A new study by the remote-work website Flex Jobs lists the most common work-from-home jobs. Fourteen make the list, with sales and customer service roles rising to the top. However, one thing you'll notice is that none of them have $100,000-plus-per-year earning potential. In fact, many pay $50,000 or less. Which invites the question: Why is making a six-figure income so hard to do at home? Here are three reasons.

1. You don't get enough face-time with management.

If you want to make more money, you need management to validate your value. As they say, out of sight, out of mind. It's harder for management to assess and appreciate your impact when you're not around. That face-time in the office with your boss and other key players is a chance to share your ideas, discuss your accomplishments, and market your skills. Think of yourself as a business-of-one that must be in charge of selling yourself. That's much harder to do from your home.

2. Your network isn't growing.

Your reputation as a top performer is the third-party credibility your business-of-one needs to persuade employers to pay you more. Working from home limits your opportunities to network and connect with people who can vouch for your expertise. Additionally, over 80 percent of all jobs today are gotten via referral. Working from home reduces the opportunities you have to build strong bonds with professionals that could help your career grow. And, if you lose your work from home job, you may not have a large enough network to help you find your next one.

3. You're out of touch with what new skills you should be acquiring.

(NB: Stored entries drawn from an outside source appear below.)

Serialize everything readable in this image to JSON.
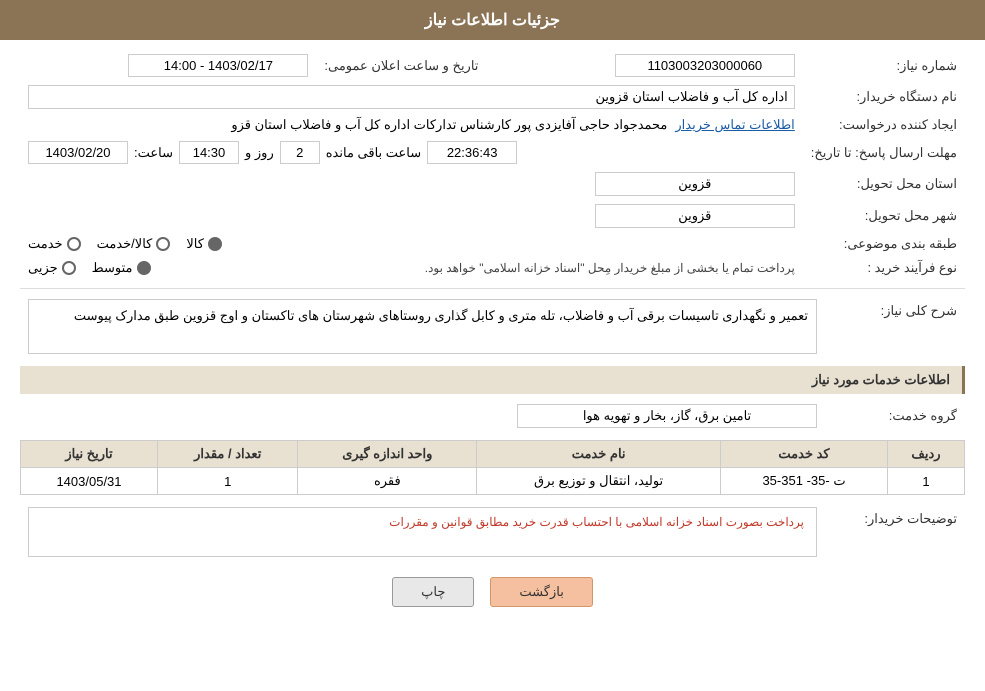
{
  "header": {
    "title": "جزئیات اطلاعات نیاز"
  },
  "fields": {
    "need_number_label": "شماره نیاز:",
    "need_number_value": "1103003203000060",
    "announcement_date_label": "تاریخ و ساعت اعلان عمومی:",
    "announcement_date_value": "1403/02/17 - 14:00",
    "buyer_org_label": "نام دستگاه خریدار:",
    "buyer_org_value": "اداره کل آب و فاضلاب استان قزوین",
    "requester_label": "ایجاد کننده درخواست:",
    "requester_name": "محمدجواد حاجی آفایزدی پور کارشناس تدارکات اداره کل آب و فاضلاب استان قزو",
    "requester_link": "اطلاعات تماس خریدار",
    "response_deadline_label": "مهلت ارسال پاسخ: تا تاریخ:",
    "response_date": "1403/02/20",
    "response_time_label": "ساعت:",
    "response_time": "14:30",
    "response_days_label": "روز و",
    "response_days": "2",
    "response_remaining_label": "ساعت باقی مانده",
    "response_remaining": "22:36:43",
    "province_label": "استان محل تحویل:",
    "province_value": "قزوین",
    "city_label": "شهر محل تحویل:",
    "city_value": "قزوین",
    "category_label": "طبقه بندی موضوعی:",
    "category_options": [
      "خدمت",
      "کالا/خدمت",
      "کالا"
    ],
    "category_selected": "کالا",
    "purchase_type_label": "نوع فرآیند خرید :",
    "purchase_options": [
      "جزیی",
      "متوسط"
    ],
    "purchase_note": "پرداخت تمام یا بخشی از مبلغ خریدار مِحل \"اسناد خزانه اسلامی\" خواهد بود.",
    "general_desc_label": "شرح کلی نیاز:",
    "general_desc_value": "تعمیر و نگهداری تاسیسات برقی آب و فاضلاب، تله متری و کابل گذاری روستاهای شهرستان های تاکستان و اوج قزوین طبق مدارک پیوست",
    "services_section_label": "اطلاعات خدمات مورد نیاز",
    "service_group_label": "گروه خدمت:",
    "service_group_value": "تامین برق، گاز، بخار و تهویه هوا",
    "table": {
      "columns": [
        "ردیف",
        "کد خدمت",
        "نام خدمت",
        "واحد اندازه گیری",
        "تعداد / مقدار",
        "تاریخ نیاز"
      ],
      "rows": [
        {
          "row": "1",
          "code": "ت -35- 351-35",
          "name": "تولید، انتقال و توزیع برق",
          "unit": "فقره",
          "count": "1",
          "date": "1403/05/31"
        }
      ]
    },
    "buyer_desc_label": "توضیحات خریدار:",
    "buyer_desc_value": "پرداخت بصورت اسناد خزانه اسلامی با احتساب قدرت خرید مطابق قوانین و مقررات"
  },
  "buttons": {
    "print_label": "چاپ",
    "back_label": "بازگشت"
  }
}
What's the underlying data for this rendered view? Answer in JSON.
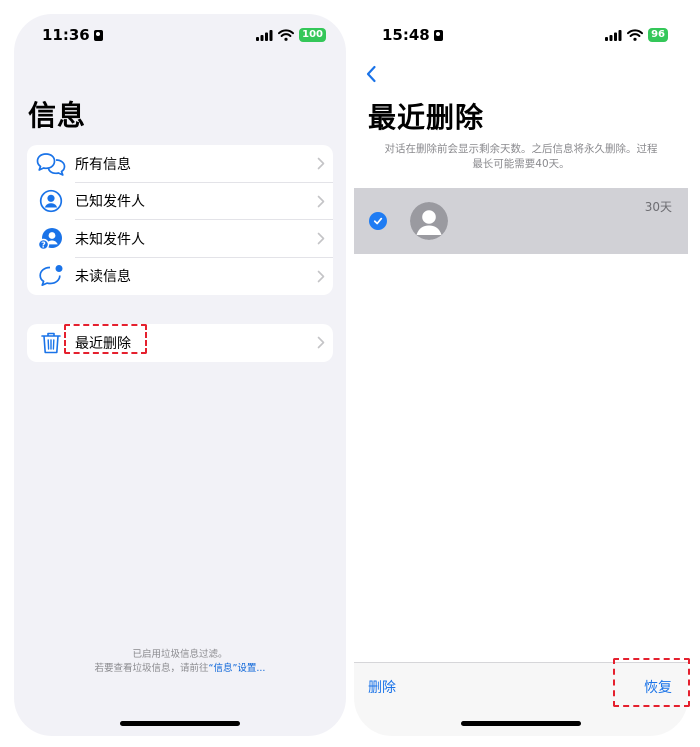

When you work from home, you don't see the changes going on inside the organization and how they might impact your future employment. More important, you miss out on opportunities to see where you could upskill to add more value to the company so you could ultimately ask for more money. Staying on top of trends and changes to your career path or industry is vital these days. Things change within companies at a very rapid rate. When you work from home you don't get to see all that, which means you can start to lag in terms of your value to the organization. Consider this: If your employer ever decides it doesn't need your skill set anymore, how will you ask to be redeployed in the organization when you don't even know what other options you could market yourself for?

Working from home is a very desirable option for many people.

If you're not looking to have a six-figure income, then the chances are better than ever that you can realize your dream of working remotely. But just be sure you understand the implications. There are trade-offs to all jobs. Knowing the limitations can help you minimize the downsides.